The most important pins are broken out at the bottom of the board. Not all of these are required, but they are all hella useful

These are in rough order of most important (not in linear order like we usually do)

These pins are all 3-5V input safe and if they are an output, the logic level is whatever Vio is set to.

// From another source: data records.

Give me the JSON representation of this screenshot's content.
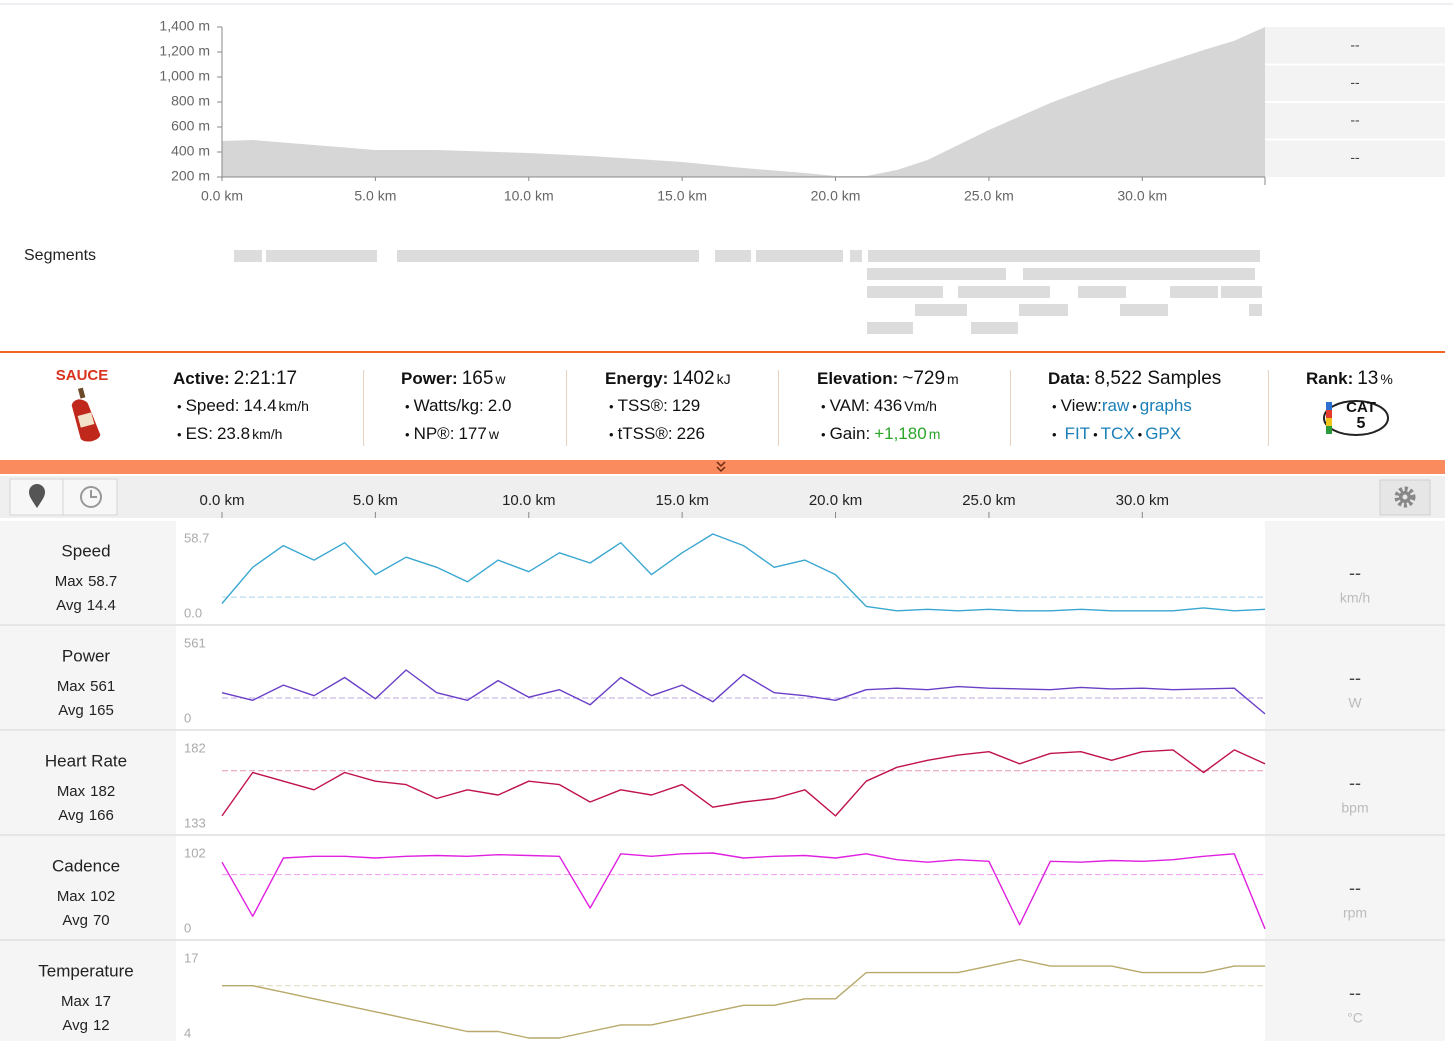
{
  "chart_data": [
    {
      "type": "area",
      "x": [
        0,
        1,
        3,
        5,
        7,
        10,
        12,
        15,
        17,
        19,
        20,
        21,
        22,
        23,
        25,
        27,
        29,
        31,
        32,
        33,
        34
      ],
      "values": [
        488,
        496,
        456,
        416,
        416,
        392,
        368,
        320,
        272,
        232,
        208,
        208,
        256,
        336,
        576,
        792,
        976,
        1136,
        1216,
        1290,
        1400
      ],
      "color": "#d6d6d6",
      "xlim": [
        0,
        34
      ],
      "ylim": [
        200,
        1400
      ],
      "yticks": [
        {
          "value": 200,
          "label": "200 m"
        },
        {
          "value": 400,
          "label": "400 m"
        },
        {
          "value": 600,
          "label": "600 m"
        },
        {
          "value": 800,
          "label": "800 m"
        },
        {
          "value": 1000,
          "label": "1,000 m"
        },
        {
          "value": 1200,
          "label": "1,200 m"
        },
        {
          "value": 1400,
          "label": "1,400 m"
        }
      ],
      "xticks": [
        {
          "value": 0,
          "label": "0.0 km"
        },
        {
          "value": 5,
          "label": "5.0 km"
        },
        {
          "value": 10,
          "label": "10.0 km"
        },
        {
          "value": 15,
          "label": "15.0 km"
        },
        {
          "value": 20,
          "label": "20.0 km"
        },
        {
          "value": 25,
          "label": "25.0 km"
        },
        {
          "value": 30,
          "label": "30.0 km"
        }
      ],
      "side": [
        "--",
        "--",
        "--",
        "--"
      ]
    },
    {
      "type": "line",
      "title": "Speed",
      "x": [
        0,
        1,
        2,
        3,
        4,
        5,
        6,
        7,
        8,
        9,
        10,
        11,
        12,
        13,
        14,
        15,
        16,
        17,
        18,
        19,
        20,
        21,
        22,
        23,
        24,
        25,
        26,
        27,
        28,
        29,
        30,
        31,
        32,
        33,
        34
      ],
      "values": [
        10,
        35,
        50,
        40,
        52,
        30,
        42,
        35,
        25,
        40,
        32,
        45,
        38,
        52,
        30,
        45,
        58,
        50,
        35,
        40,
        30,
        8,
        5,
        6,
        5,
        6,
        5,
        5,
        6,
        5,
        5,
        5,
        7,
        5,
        6
      ],
      "color": "#3aa7d1",
      "ylim": [
        0,
        58.7
      ],
      "yticks": [
        {
          "value": 0,
          "label": "0.0"
        },
        58.7
      ],
      "max_label": "Max",
      "max": 58.7,
      "avg_label": "Avg",
      "avg": 14.4,
      "side_value": "--",
      "unit": "km/h"
    },
    {
      "type": "line",
      "title": "Power",
      "x": [
        0,
        1,
        2,
        3,
        4,
        5,
        6,
        7,
        8,
        9,
        10,
        11,
        12,
        13,
        14,
        15,
        16,
        17,
        18,
        19,
        20,
        21,
        22,
        23,
        24,
        25,
        26,
        27,
        28,
        29,
        30,
        31,
        32,
        33,
        34
      ],
      "values": [
        200,
        150,
        250,
        180,
        300,
        160,
        350,
        200,
        150,
        280,
        170,
        220,
        120,
        300,
        180,
        250,
        140,
        320,
        200,
        180,
        150,
        220,
        230,
        220,
        240,
        230,
        225,
        220,
        235,
        225,
        230,
        220,
        225,
        230,
        60
      ],
      "color": "#6a3fc7",
      "ylim": [
        0,
        561
      ],
      "yticks": [
        0,
        561
      ],
      "max_label": "Max",
      "max": 561,
      "avg_label": "Avg",
      "avg": 165,
      "side_value": "--",
      "unit": "W"
    },
    {
      "type": "line",
      "title": "Heart Rate",
      "x": [
        0,
        1,
        2,
        3,
        4,
        5,
        6,
        7,
        8,
        9,
        10,
        11,
        12,
        13,
        14,
        15,
        16,
        17,
        18,
        19,
        20,
        21,
        22,
        23,
        24,
        25,
        26,
        27,
        28,
        29,
        30,
        31,
        32,
        33,
        34
      ],
      "values": [
        140,
        165,
        160,
        155,
        165,
        160,
        158,
        150,
        155,
        152,
        160,
        158,
        148,
        155,
        152,
        158,
        145,
        148,
        150,
        155,
        140,
        160,
        168,
        172,
        175,
        177,
        170,
        176,
        177,
        172,
        177,
        178,
        165,
        178,
        170
      ],
      "color": "#c0124e",
      "ylim": [
        133,
        182
      ],
      "yticks": [
        133,
        182
      ],
      "max_label": "Max",
      "max": 182,
      "avg_label": "Avg",
      "avg": 166,
      "side_value": "--",
      "unit": "bpm"
    },
    {
      "type": "line",
      "title": "Cadence",
      "x": [
        0,
        1,
        2,
        3,
        4,
        5,
        6,
        7,
        8,
        9,
        10,
        11,
        12,
        13,
        14,
        15,
        16,
        17,
        18,
        19,
        20,
        21,
        22,
        23,
        24,
        25,
        26,
        27,
        28,
        29,
        30,
        31,
        32,
        33,
        34
      ],
      "values": [
        85,
        20,
        90,
        92,
        92,
        90,
        92,
        93,
        92,
        94,
        93,
        92,
        30,
        95,
        92,
        95,
        96,
        90,
        92,
        93,
        90,
        95,
        88,
        85,
        88,
        86,
        10,
        86,
        85,
        87,
        86,
        88,
        92,
        95,
        5
      ],
      "color": "#e020e0",
      "ylim": [
        0,
        102
      ],
      "yticks": [
        0,
        102
      ],
      "max_label": "Max",
      "max": 102,
      "avg_label": "Avg",
      "avg": 70,
      "side_value": "--",
      "unit": "rpm"
    },
    {
      "type": "line",
      "title": "Temperature",
      "x": [
        0,
        1,
        2,
        3,
        4,
        5,
        6,
        7,
        8,
        9,
        10,
        11,
        12,
        13,
        14,
        15,
        16,
        17,
        18,
        19,
        20,
        21,
        22,
        23,
        24,
        25,
        26,
        27,
        28,
        29,
        30,
        31,
        32,
        33,
        34
      ],
      "values": [
        12,
        12,
        11,
        10,
        9,
        8,
        7,
        6,
        5,
        5,
        4,
        4,
        5,
        6,
        6,
        7,
        8,
        9,
        9,
        10,
        10,
        14,
        14,
        14,
        14,
        15,
        16,
        15,
        15,
        15,
        14,
        14,
        14,
        15,
        15
      ],
      "color": "#b8a86a",
      "ylim": [
        4,
        17
      ],
      "yticks": [
        4,
        17
      ],
      "max_label": "Max",
      "max": 17,
      "avg_label": "Avg",
      "avg": 12,
      "side_value": "--",
      "unit": "°C"
    }
  ],
  "segments_label": "Segments",
  "stream_axis": {
    "xlim": [
      0,
      34
    ],
    "xticks": [
      {
        "value": 0,
        "label": "0.0 km"
      },
      {
        "value": 5,
        "label": "5.0 km"
      },
      {
        "value": 10,
        "label": "10.0 km"
      },
      {
        "value": 15,
        "label": "15.0 km"
      },
      {
        "value": 20,
        "label": "20.0 km"
      },
      {
        "value": 25,
        "label": "25.0 km"
      },
      {
        "value": 30,
        "label": "30.0 km"
      }
    ]
  },
  "stats": {
    "brand": "SAUCE",
    "columns": [
      {
        "label": "Active:",
        "value": "2:21:17",
        "items": [
          {
            "label": "Speed:",
            "value": "14.4",
            "unit": "km/h"
          },
          {
            "label": "ES:",
            "value": "23.8",
            "unit": "km/h"
          }
        ]
      },
      {
        "label": "Power:",
        "value": "165",
        "unit": "w",
        "items": [
          {
            "label": "Watts/kg:",
            "value": "2.0"
          },
          {
            "label": "NP®:",
            "value": "177",
            "unit": "w"
          }
        ]
      },
      {
        "label": "Energy:",
        "value": "1402",
        "unit": "kJ",
        "items": [
          {
            "label": "TSS®:",
            "value": "129"
          },
          {
            "label": "tTSS®:",
            "value": "226"
          }
        ]
      },
      {
        "label": "Elevation:",
        "value": "~729",
        "unit": "m",
        "items": [
          {
            "label": "VAM:",
            "value": "436",
            "unit": "Vm/h"
          },
          {
            "label": "Gain:",
            "value": "+1,180",
            "unit": "m",
            "highlight": true
          }
        ]
      },
      {
        "label": "Data:",
        "value": "8,522 Samples",
        "items": [
          {
            "label": "View:",
            "links": [
              "raw",
              "graphs"
            ]
          },
          {
            "links": [
              "FIT",
              "TCX",
              "GPX"
            ]
          }
        ]
      },
      {
        "label": "Rank:",
        "value": "13",
        "unit": "%"
      }
    ],
    "badge": {
      "text": "CAT",
      "level": "5"
    }
  }
}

  • VioTHIS IS THE MOST IMPORTANT PIN! This is the pin that you MUST drive with an external voltage from 3V-5V to set the logic level converter. The converter also buffers the indicator LEDs so NOTHING will appear to work unless this pin is powered! You should set the voltage to whatever voltage your microcontroller uses for logic. A 5V micro (like Arduino) should have it be 5V, a 3V logic micro should set it to 3V.
  • Key – This is also a super important pin (but not as important as Vio). This is the power on/off indicator. Its also tied to the button in the top left. Tie this pin to ground for 2 seconds to turn the module on or off. It’s not a level signal so it isn’t like “low is off, high is on” – instead you must pulse it for 2 seconds to turn off/on. The module comes by default off. Tie this permanently to ground if you never want your micro to turn off the FONA for power saving
  • PS – this is the Power Status pin. It is low when the module is off and high when the module has power. If you’re using the Key button or pin, you can monitor this pad to see when the module’s booted up. This is tied to the Pwr LED too.
  • NS – this is the Network Status pin. It pulses to signal the current status of the module. This is also tied to the Net LED so for more detail see the LEDs section below.
  • Reset – this is module hard reset pin. By default it has a high pull-up (module not in reset). If you absolutely got the module in a bad space, toggle this pin low for 100ms to perform a hard reset.
  • RX & TX – OK now that I made you read all that you can actually use the UART pins. The module uses UART to send and receive commands and data. These pins are auto-baud so whatever baud rate you send “AT” after reset or boot is the baud rate is used. RX is into the module, TX is out of the module.
  • RI – this is the Ring Indicator. It is basically the ‘interrupt’ out pin from the module. It is by default high and will pulse low for 120ms when a call is received. It can also be configured to pulse when an SMS is received.
  • SPK+ and – : This is for connecting an external 8 ohm speaker, max 1W. You can configure the module to route calls and FM radio to the headset or the external audio. The two pins are differential so they don’t have output DC blocking capacitors. You cannot connect this to a stereo, powered speakers or other non-differential amplifier without adding a 100uF+ blocking cap in series to the + pin and then not using the – pin. Instead, your amp should use GND for the – reference
  • MIC + and –: this is for connecting an external electret microphone, it will bias the mic with 2V. Most electrets will work just fine. No extra circuitry is required for the mic such as a biaser or amplifier, just wire it up directly!